The pet psychic, in a three way conversation between her, Dixie and me earlier in the week reached a somewhat different conclusion. The psychic said that Dixie said that she felt lonely, isolated, without any stimulation; her stomach hurt and she may have a cracked tooth. Dixie also said that her joints ache; they don’t hurt her, they just ache. She said she missed looking out the windows and front door. On the advice of the psychic, who said that Dixie agreed to work with me on this, I switched her to canned food, stopped giving her the Cosequin, built a box so she can look out the window and take her out three times a day.

We go out first thing in the morning, as soon as I come home from work and again at the end of the night. I’ve noticed that during the morning walk, which is at 6 a.m., she alternates between being her old self and being lethargic, almost as though she sometimes forgets to be depressed and then remembers. During the after work walk she walks like she’s on a death march. There’ve been times she’s walked so slowly that I thought I would lose my mind. It was slower walking than when my kids were toddlers. During the end of the night walks she comes alive, tail up, sniffing, going into yards and bushes, chasing a scent; unfortunately, by that time I’m ready to go to bed and so it consequently becomes the shortest walk of all.

If I prod her, she will climb up on the box I made, which is sturdy and easily climb-up-able, and look out the window but I haven’t seen any evidence of her doing it on her own. I leave the window open during the day hoping she’ll hear sounds, catch a scent and become curious enough to check it out.

By the end of the week she started eating the canned food, at least most of a can of it. I read on the can that a dog her size is supposed to eat 2 to 3 cans a day. Dixie may get one down. She has started eating milk bones again and has yet to refuse a Nawsome or a bacon flavored Beggin’ Strip. Next week I’m taking her to the vet to have her teeth cleaned and to check to see if she has any cracked teeth.

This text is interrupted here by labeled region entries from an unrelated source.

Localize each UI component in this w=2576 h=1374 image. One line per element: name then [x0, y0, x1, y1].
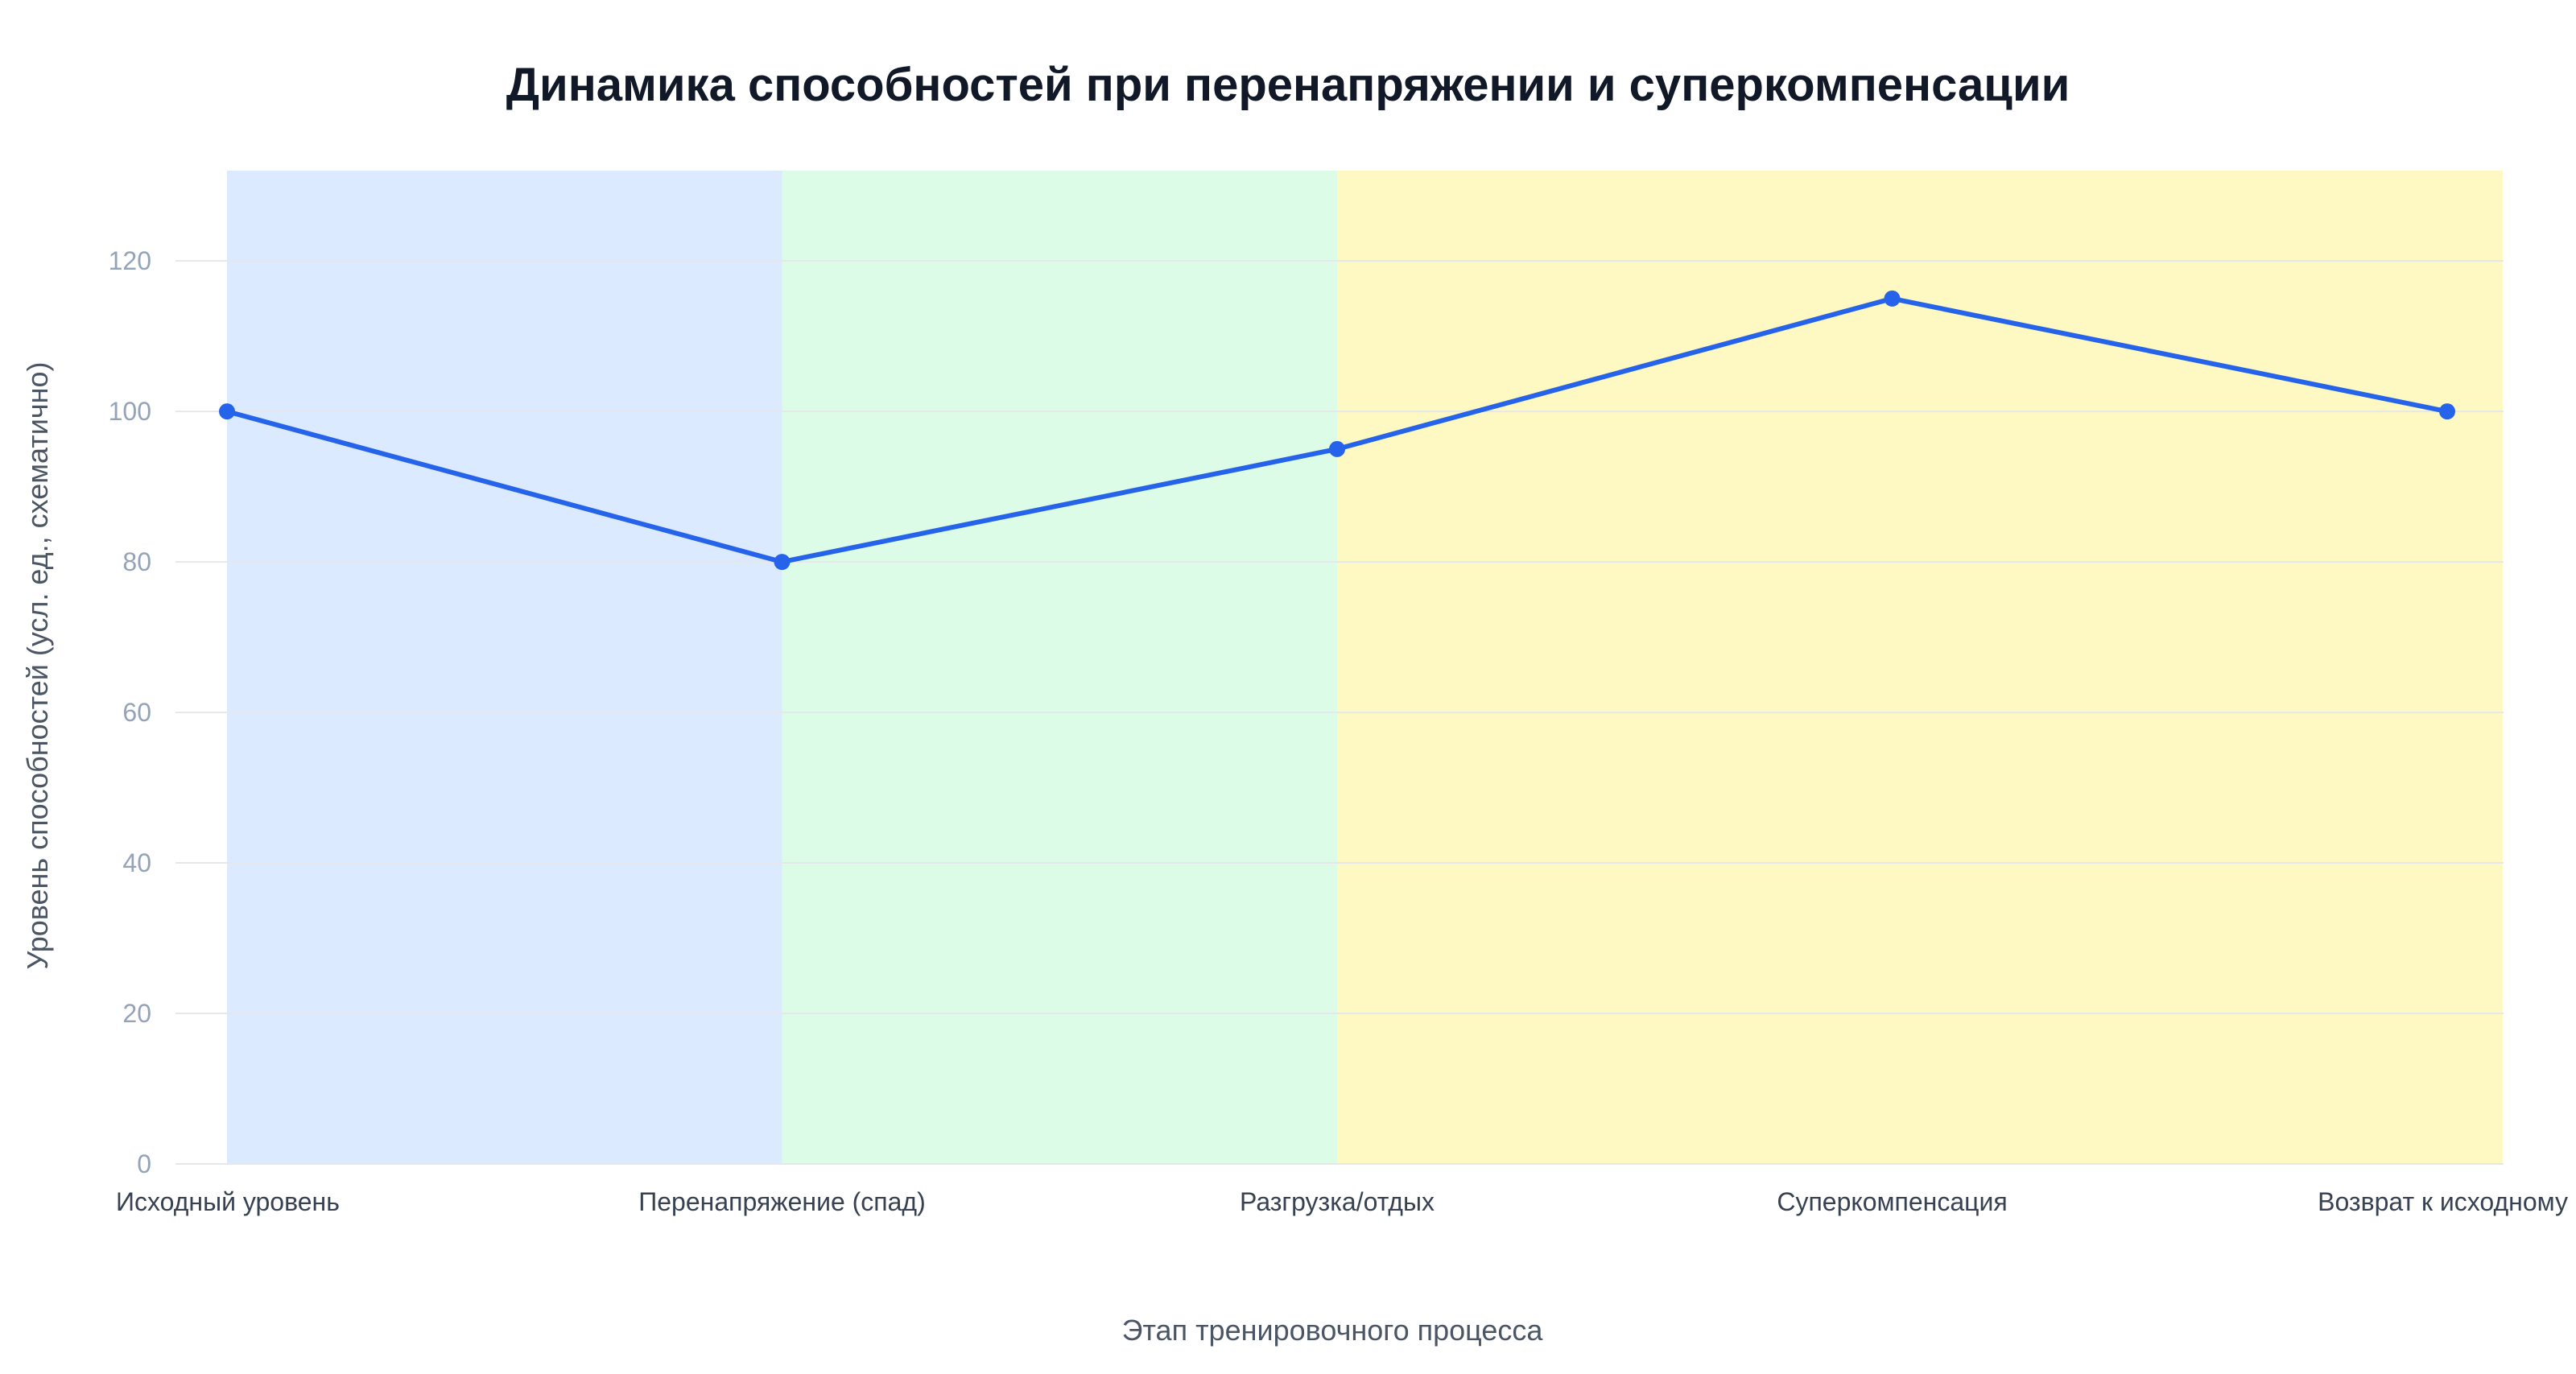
background-band-2: [782, 171, 1337, 1164]
y-tick-label: 100: [109, 397, 151, 426]
y-tick-labels: 0 20 40 60 80 100 120: [109, 246, 151, 1178]
data-point: [219, 403, 235, 420]
y-tick-label: 120: [109, 246, 151, 275]
y-tick-label: 20: [122, 999, 151, 1028]
y-tick-label: 80: [122, 547, 151, 576]
y-tick-label: 0: [137, 1149, 151, 1178]
x-tick-label: Суперкомпенсация: [1777, 1187, 2007, 1216]
x-tick-label: Перенапряжение (спад): [638, 1187, 926, 1216]
series-layer: [219, 290, 2455, 571]
x-axis-title: Этап тренировочного процесса: [1122, 1314, 1544, 1347]
x-tick-label: Разгрузка/отдых: [1240, 1187, 1435, 1216]
data-point: [1329, 440, 1345, 457]
data-point: [1884, 290, 1901, 307]
y-axis-title: Уровень способностей (усл. ед., схематич…: [21, 361, 54, 969]
gridlines: [175, 260, 2504, 1015]
data-point: [774, 554, 791, 571]
y-tick-label: 60: [122, 698, 151, 727]
chart-title: Динамика способностей при перенапряжении…: [506, 59, 2070, 111]
x-tick-label: Возврат к исходному: [2318, 1187, 2568, 1216]
data-point: [2439, 403, 2455, 420]
x-tick-label: Исходный уровень: [116, 1187, 340, 1216]
background-band-3: [1337, 171, 2503, 1164]
y-tick-label: 40: [122, 848, 151, 877]
x-tick-labels: Исходный уровень Перенапряжение (спад) Раз…: [116, 1187, 2568, 1216]
background-band-1: [227, 171, 782, 1164]
background-bands: [227, 171, 2503, 1164]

Each time she perks up I think we’ve turned the corner. Some people tell me that she’s going through an adjustment period and just needs time. Other people have suggested I put her on Prozac. Fortunately, the vet doesn’t agree with that latter course of action. I’m concerned that her psychological state may subject her to physiological consequences. I know that when people have depression you’re just supposed to be supportive and encourage them to continue to participate in their activities as best they can. Ultimately, it’s up to them. So, I go back and forth between taking Dixie out, putting out then throwing away uneaten food and walking with her at her rate of speed versus telling her to just suck it up and get on with life. Even the psychic agreed that it’s really going to be up to her.

What I do know is that she has, for better or for worse, consumed my life. I can only hope that she will eventually get back to being Dixie, the Airedale Dog. I don’t even want to think about the alternative.